I have a Postgresql table which has time series data. I want to aggregate values over configurable periods and durations e.g. aggregate tag-n over 30-minute intervals for one day. The output should look like -
Period | Max | Min | Avg |
---|---|---|---|
00:00 | xx | xx | xx |
00:30 | xx | xx | xx |
01:00 | xx | xx | xx |
... | ... | ... | ... |
23:30 | xx | xx | xx |
To do this, I created a function to generate the custom intervals and then used this function in the query -
create or replace function interval_generator(start_ts timestamp, end_ts timestamp, round_interval INTERVAL)

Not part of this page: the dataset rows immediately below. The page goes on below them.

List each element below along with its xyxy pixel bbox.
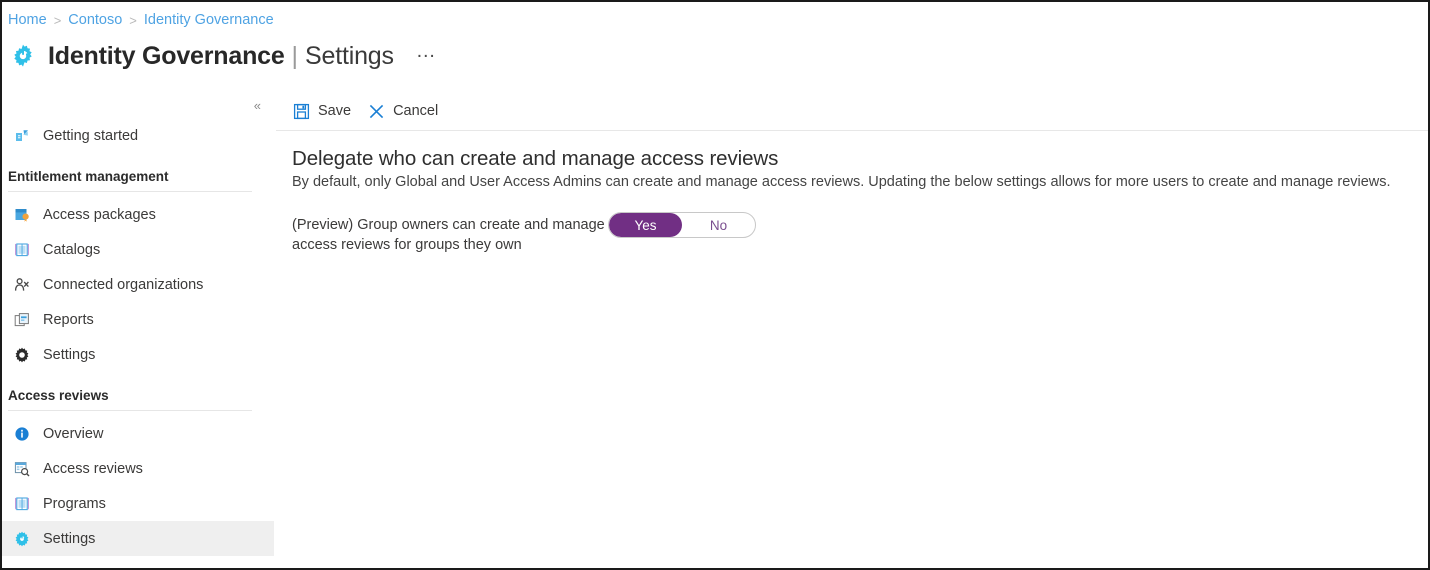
sidebar-item-settings-entitlement[interactable]: Settings	[2, 337, 274, 372]
setting-label-line1: (Preview) Group owners can create and ma…	[292, 217, 605, 233]
breadcrumb-item-identity-governance[interactable]: Identity Governance	[144, 12, 274, 28]
access-packages-icon	[11, 205, 33, 225]
sidebar-item-label: Access packages	[43, 206, 156, 223]
sidebar-item-connected-organizations[interactable]: Connected organizations	[2, 267, 274, 302]
main-content: Save Cancel Delegate who can create and …	[274, 92, 1428, 568]
getting-started-icon	[11, 126, 33, 146]
toggle-option-yes[interactable]: Yes	[609, 213, 682, 237]
sidebar-item-label: Connected organizations	[43, 276, 204, 293]
sidebar-item-programs[interactable]: Programs	[2, 486, 274, 521]
reports-documents-icon	[11, 310, 33, 330]
breadcrumb: Home > Contoso > Identity Governance	[8, 10, 274, 30]
save-floppy-icon	[292, 102, 311, 121]
sidebar-section-heading-entitlement-management: Entitlement management	[8, 168, 169, 184]
breadcrumb-separator: >	[129, 12, 137, 28]
setting-label: (Preview) Group owners can create and ma…	[292, 212, 608, 255]
access-reviews-search-icon	[11, 459, 33, 479]
cancel-button[interactable]: Cancel	[367, 98, 438, 124]
identity-governance-gear-icon	[8, 41, 38, 71]
toggle-option-no[interactable]: No	[682, 213, 755, 237]
sidebar-item-label: Access reviews	[43, 460, 143, 477]
sidebar-item-label: Getting started	[43, 127, 139, 144]
sidebar-item-getting-started[interactable]: Getting started	[2, 118, 274, 153]
cancel-x-icon	[367, 102, 386, 121]
sidebar-item-label: Catalogs	[43, 241, 101, 258]
save-button-label: Save	[318, 103, 352, 119]
sidebar-item-label: Settings	[43, 530, 96, 547]
overview-info-icon	[11, 424, 33, 444]
group-owners-toggle[interactable]: Yes No	[608, 212, 756, 238]
sidebar-item-access-reviews[interactable]: Access reviews	[2, 451, 274, 486]
setting-label-line2: access reviews for groups they own	[292, 237, 522, 253]
settings-panel: Delegate who can create and manage acces…	[274, 131, 1428, 255]
azure-portal-page: Home > Contoso > Identity Governance Ide…	[0, 0, 1430, 570]
sidebar-item-label: Programs	[43, 495, 106, 512]
command-toolbar: Save Cancel	[274, 92, 1428, 130]
settings-gear-icon	[11, 345, 33, 365]
page-title-separator: |	[291, 41, 299, 70]
panel-title: Delegate who can create and manage acces…	[292, 147, 779, 170]
sidebar-collapse-row: «	[2, 92, 274, 118]
catalogs-book-icon	[11, 240, 33, 260]
sidebar-item-overview[interactable]: Overview	[2, 416, 274, 451]
sidebar-item-reports[interactable]: Reports	[2, 302, 274, 337]
sidebar-item-settings-access-reviews[interactable]: Settings	[2, 521, 274, 556]
more-options-button[interactable]: …	[416, 41, 437, 66]
programs-book-icon	[11, 494, 33, 514]
settings-gear-blue-icon	[11, 529, 33, 549]
sidebar-item-label: Overview	[43, 425, 104, 442]
sidebar-item-access-packages[interactable]: Access packages	[2, 197, 274, 232]
cancel-button-label: Cancel	[393, 103, 439, 119]
connected-organizations-person-icon	[11, 275, 33, 295]
save-button[interactable]: Save	[292, 98, 351, 124]
breadcrumb-item-home[interactable]: Home	[8, 12, 47, 28]
panel-description: By default, only Global and User Access …	[292, 174, 1391, 190]
breadcrumb-separator: >	[53, 12, 62, 28]
setting-row-group-owners: (Preview) Group owners can create and ma…	[292, 212, 1420, 255]
sidebar-item-label: Reports	[43, 311, 94, 328]
breadcrumb-item-contoso[interactable]: Contoso	[68, 12, 122, 28]
sidebar: « Getting started Entitlement management	[2, 92, 274, 568]
sidebar-section-divider	[8, 410, 252, 411]
sidebar-item-label: Settings	[43, 346, 96, 363]
page-title: Identity Governance | Settings …	[8, 35, 437, 77]
sidebar-item-catalogs[interactable]: Catalogs	[2, 232, 274, 267]
collapse-chevron-icon[interactable]: «	[254, 98, 261, 113]
sidebar-section-divider	[8, 191, 252, 192]
page-title-subtitle: Settings	[305, 41, 394, 70]
page-title-main: Identity Governance	[48, 41, 285, 70]
sidebar-section-heading-access-reviews: Access reviews	[8, 387, 109, 403]
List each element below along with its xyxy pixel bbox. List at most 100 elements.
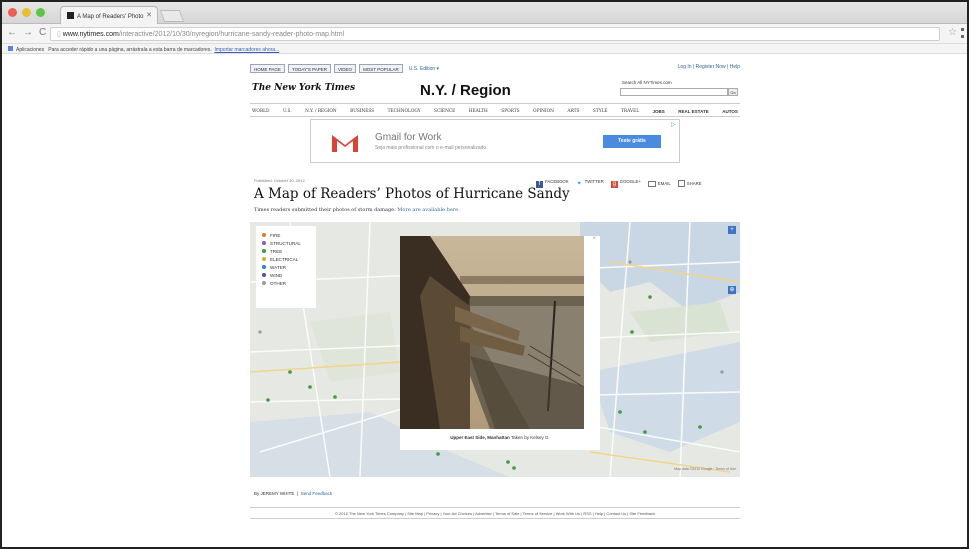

returns TABLE(row_seq bigint,start_time timestamp,end_time timestamp) as $$
BEGIN
return query
SELECT row_number() over () row_seq,(n) start_time,(n + round_interval) end_time
FROM generate_series(date_trunc('minute', start_ts), end_ts, round_interval) n;
END $$
LANGUAGE 'plpgsql';
with intervals as (select * from interval_generator('2022-08-25 00:00:00','2022-08-26 23:59:59','30 Minute'::INTERVAL))
select intervals.row_seq,intervals.start_time,max("Value"),min("Value"),avg("Value")
from public.<TableName> inner JOIN intervals on "TimeStamp" >= intervals.start_time and "TimeStamp" < intervals.end_time
WHERE "Tag"=xxxxxxxxxx
GROUP BY intervals.row_seq,intervals.start_time
ORDER BY intervals.row_seq asc
I needed an additional column (first one) for the rest of the application logic. Is this the best way to get the desired output in a single query? Or is splitting the query into multiple ones, one query for each interval, better?
I am in no way an expert in SQL or Postgresql, I put together the above queries using my Google skills. It works, but I am not sure if this is optimized.